A visit to Town Creek Indian Mound offers a glimpse of pre-Columbian life in Piedmont North Carolina. The visitor center contains interpretive exhibits, as well as audiovisual programs that bring alive a rich cultural heritage from the buried past. Self-guided tours of the rebuilt structures and mound and other group activities are available.
Town Creek State Historic Site has been the focus of a consistent program of archaeological research under one director for more than half a century. Research and education are both equally important at Town Creek.
For more than a thousand years, Indians lived an agricultural life on the lands that became known as North Carolina. About the 11th century A.D., a new cultural tradition emerged in the Pee Dee River Valley. That new culture, called "Pee Dee" by archaeologists gave rise to complex societies. These inhabitants built earthen mounds for their spiritual and political leaders, engaged in widespread trade, supported craft specialists, and celebrated a new kind of religion.
Pee Dee culture represents a regional expression of South Appalachian Mississippian culture that interacted and evolved with other centers located throughout the Southeast. Indians of the Pee Dee culture established a political and ceremonial center on a low bluff overlooking the confluence of Town Creek and Little River. In addition to being a major habitation spot, the Town Creek site served as a place for discussion of matters important to the collective clans of the tribe. In this way, it was the setting for significant religious ceremonies and feasts, which often lasted several days. There many socially high-ranking members of the tribe lived, died, and were buried.
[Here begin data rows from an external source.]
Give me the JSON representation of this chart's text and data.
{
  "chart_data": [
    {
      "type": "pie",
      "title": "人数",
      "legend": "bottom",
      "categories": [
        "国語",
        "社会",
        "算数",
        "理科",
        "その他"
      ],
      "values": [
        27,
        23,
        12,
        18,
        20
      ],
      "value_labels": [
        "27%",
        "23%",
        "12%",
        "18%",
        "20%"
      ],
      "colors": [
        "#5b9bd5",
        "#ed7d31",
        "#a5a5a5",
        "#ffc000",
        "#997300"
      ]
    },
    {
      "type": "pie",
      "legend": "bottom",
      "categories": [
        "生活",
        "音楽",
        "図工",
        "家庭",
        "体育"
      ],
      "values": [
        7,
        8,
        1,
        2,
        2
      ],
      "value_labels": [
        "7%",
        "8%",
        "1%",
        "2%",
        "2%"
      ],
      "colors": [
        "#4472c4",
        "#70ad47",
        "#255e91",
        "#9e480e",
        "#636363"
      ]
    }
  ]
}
The burial house on site now is a round reconstruction of a burial house built on this location over 600 years ago. The size and shape of the building were based on evidence gained through scientific archaeological excavation. The outer walls were made of upright posts covered with wattle and daub. The roof was made of poles lashed together and covered with straw thatching on the outside, and river cane on the inside. A small central hearth provided light and warmth for visitors to the burial house. Other similar structures may have been located within the stockaded walls. Each clan or extended family group may have had its own burial hut.
A temple is reconstructed here as well.